We're wondering if the search engines might see this as duplicate content? If so, would having 10 different first sentences, 10 different second sentences...etc, then having our CMS generate descriptive text by randomly picking a first sentence (from the ten), randomnly picking a second sentence...etc to generate a new paragraph, be enough to show the search engines this is not duplicate content? Each sentence would have key variables populated from the database.

Thank you.

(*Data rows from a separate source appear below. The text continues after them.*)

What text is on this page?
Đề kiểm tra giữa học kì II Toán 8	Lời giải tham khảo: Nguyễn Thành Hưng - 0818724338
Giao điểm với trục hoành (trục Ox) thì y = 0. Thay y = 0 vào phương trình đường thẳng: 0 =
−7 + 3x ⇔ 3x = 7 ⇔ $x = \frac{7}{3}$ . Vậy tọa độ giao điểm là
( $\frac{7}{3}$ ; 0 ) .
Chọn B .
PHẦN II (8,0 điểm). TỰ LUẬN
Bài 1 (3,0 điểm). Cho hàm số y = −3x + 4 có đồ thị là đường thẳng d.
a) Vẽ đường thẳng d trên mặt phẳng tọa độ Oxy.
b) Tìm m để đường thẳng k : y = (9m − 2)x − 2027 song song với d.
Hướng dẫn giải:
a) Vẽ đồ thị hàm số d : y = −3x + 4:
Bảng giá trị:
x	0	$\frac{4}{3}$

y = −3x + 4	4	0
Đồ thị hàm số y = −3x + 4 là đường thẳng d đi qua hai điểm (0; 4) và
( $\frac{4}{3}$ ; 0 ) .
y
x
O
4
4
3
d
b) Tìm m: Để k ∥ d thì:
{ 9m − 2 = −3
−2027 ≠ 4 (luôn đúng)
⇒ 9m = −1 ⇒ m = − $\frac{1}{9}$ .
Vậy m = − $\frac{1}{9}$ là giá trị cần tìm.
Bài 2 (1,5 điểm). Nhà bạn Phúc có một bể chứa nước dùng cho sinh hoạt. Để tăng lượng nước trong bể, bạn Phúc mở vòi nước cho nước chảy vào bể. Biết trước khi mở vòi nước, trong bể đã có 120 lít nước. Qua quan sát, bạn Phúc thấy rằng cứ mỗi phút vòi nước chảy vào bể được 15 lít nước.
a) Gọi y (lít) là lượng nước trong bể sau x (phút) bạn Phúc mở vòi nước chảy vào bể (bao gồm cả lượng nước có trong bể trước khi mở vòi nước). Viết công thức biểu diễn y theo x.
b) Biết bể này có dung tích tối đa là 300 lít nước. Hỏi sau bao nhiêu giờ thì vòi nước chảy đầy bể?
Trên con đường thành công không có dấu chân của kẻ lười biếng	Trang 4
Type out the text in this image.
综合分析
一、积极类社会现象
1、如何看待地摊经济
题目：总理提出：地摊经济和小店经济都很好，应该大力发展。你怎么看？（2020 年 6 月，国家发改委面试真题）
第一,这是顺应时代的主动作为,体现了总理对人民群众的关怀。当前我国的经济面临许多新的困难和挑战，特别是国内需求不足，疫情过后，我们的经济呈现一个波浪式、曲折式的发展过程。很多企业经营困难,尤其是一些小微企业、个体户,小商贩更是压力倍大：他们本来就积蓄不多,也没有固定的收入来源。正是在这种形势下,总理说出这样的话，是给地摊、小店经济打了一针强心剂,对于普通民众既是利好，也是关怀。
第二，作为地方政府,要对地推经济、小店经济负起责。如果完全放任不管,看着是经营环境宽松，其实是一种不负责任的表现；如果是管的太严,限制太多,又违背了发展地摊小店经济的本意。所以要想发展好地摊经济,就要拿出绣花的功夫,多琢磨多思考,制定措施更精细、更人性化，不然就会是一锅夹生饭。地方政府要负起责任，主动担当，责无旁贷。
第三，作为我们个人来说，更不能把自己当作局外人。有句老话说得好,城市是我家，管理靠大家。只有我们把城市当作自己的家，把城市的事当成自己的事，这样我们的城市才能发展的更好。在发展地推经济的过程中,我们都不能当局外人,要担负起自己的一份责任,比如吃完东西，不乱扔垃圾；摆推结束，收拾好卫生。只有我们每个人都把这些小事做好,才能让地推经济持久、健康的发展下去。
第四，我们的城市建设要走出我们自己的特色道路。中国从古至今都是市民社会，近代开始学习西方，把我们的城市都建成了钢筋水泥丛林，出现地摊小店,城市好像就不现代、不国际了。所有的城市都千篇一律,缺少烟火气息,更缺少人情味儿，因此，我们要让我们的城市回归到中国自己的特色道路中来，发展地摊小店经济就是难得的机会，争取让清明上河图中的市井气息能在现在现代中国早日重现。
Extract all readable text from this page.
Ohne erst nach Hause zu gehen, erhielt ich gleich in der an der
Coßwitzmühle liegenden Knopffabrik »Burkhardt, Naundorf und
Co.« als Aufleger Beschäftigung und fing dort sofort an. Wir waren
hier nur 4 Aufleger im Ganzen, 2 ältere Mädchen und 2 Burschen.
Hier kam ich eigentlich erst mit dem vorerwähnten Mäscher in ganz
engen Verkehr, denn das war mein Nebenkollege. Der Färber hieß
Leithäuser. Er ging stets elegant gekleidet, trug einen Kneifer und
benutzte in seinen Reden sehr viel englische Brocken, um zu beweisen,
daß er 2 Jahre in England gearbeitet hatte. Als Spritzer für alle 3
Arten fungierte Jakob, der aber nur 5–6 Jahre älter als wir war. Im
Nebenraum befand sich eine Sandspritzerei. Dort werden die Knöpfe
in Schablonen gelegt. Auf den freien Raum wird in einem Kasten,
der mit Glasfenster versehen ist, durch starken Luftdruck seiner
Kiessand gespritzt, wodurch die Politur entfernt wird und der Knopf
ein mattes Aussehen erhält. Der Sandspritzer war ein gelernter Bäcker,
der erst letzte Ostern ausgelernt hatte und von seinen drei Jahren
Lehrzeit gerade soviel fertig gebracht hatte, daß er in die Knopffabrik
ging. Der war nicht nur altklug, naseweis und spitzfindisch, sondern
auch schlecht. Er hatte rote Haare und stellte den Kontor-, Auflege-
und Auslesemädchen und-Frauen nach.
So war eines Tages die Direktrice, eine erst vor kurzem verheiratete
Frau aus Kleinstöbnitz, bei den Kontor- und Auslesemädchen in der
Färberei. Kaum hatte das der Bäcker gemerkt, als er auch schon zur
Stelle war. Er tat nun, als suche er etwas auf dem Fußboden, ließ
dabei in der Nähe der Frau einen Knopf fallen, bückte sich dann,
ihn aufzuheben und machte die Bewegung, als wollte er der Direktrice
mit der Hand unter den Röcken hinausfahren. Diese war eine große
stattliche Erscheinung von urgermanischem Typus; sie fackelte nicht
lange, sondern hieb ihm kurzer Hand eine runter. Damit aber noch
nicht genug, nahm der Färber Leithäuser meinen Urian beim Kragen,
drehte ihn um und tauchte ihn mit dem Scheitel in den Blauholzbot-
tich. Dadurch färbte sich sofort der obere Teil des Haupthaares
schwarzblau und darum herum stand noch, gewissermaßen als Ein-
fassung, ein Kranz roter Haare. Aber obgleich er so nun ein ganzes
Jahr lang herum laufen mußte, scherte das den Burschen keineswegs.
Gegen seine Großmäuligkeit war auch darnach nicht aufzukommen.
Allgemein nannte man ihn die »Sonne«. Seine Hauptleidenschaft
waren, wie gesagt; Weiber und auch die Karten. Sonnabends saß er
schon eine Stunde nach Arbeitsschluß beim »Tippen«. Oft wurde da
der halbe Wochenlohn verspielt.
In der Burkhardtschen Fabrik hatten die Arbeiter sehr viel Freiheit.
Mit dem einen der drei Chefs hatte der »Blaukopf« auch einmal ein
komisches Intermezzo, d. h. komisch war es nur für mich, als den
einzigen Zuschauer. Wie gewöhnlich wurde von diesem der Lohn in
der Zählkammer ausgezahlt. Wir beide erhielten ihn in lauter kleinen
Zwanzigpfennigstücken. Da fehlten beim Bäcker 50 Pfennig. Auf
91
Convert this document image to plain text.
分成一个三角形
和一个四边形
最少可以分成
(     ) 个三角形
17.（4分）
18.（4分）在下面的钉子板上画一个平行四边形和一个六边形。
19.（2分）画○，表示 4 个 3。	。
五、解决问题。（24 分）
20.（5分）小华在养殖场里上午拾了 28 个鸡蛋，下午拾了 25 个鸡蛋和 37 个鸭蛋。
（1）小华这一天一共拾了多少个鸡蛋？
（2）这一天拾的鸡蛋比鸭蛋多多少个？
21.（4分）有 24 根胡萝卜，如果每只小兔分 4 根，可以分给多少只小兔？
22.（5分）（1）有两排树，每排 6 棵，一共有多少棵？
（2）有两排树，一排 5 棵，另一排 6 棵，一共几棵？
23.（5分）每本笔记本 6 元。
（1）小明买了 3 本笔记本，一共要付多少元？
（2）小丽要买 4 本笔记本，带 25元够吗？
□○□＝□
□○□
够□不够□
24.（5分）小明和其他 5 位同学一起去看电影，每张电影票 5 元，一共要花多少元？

Your thoughts would be greatly appreciated.

Jim

janharders

10:06 pm on Apr 25, 2009 (gmt 0)

WebmasterWorld Senior Member 10+ Year Member



I've talked to a friend of mine about something similar, who's studying computer linguistics. he explained some basic techniques that could be used to discover duplicate (or near duplicate) content. those would definetly sound the alarm on your current situation.
the things he explained to me wouldn't work on every sentence, but focus on paragraphs and compare those, since you need a few more words, otherwise, you'd just get too many false positives. Judging from that, your idea with randomly (allthough, I wouldn't do them randomly, stick with it on a page between robot visits) chosen sentences should work just fine.

on the other hand: 300,000 widgets with the same descriptions sounds like you could boil them down to a few thousands and invest more time in individual descriptions, which both search engines and your customers would surely prefer.

trejim7

12:17 pm on Apr 26, 2009 (gmt 0)

10+ Year Member



Thank you janharders. I will get to work.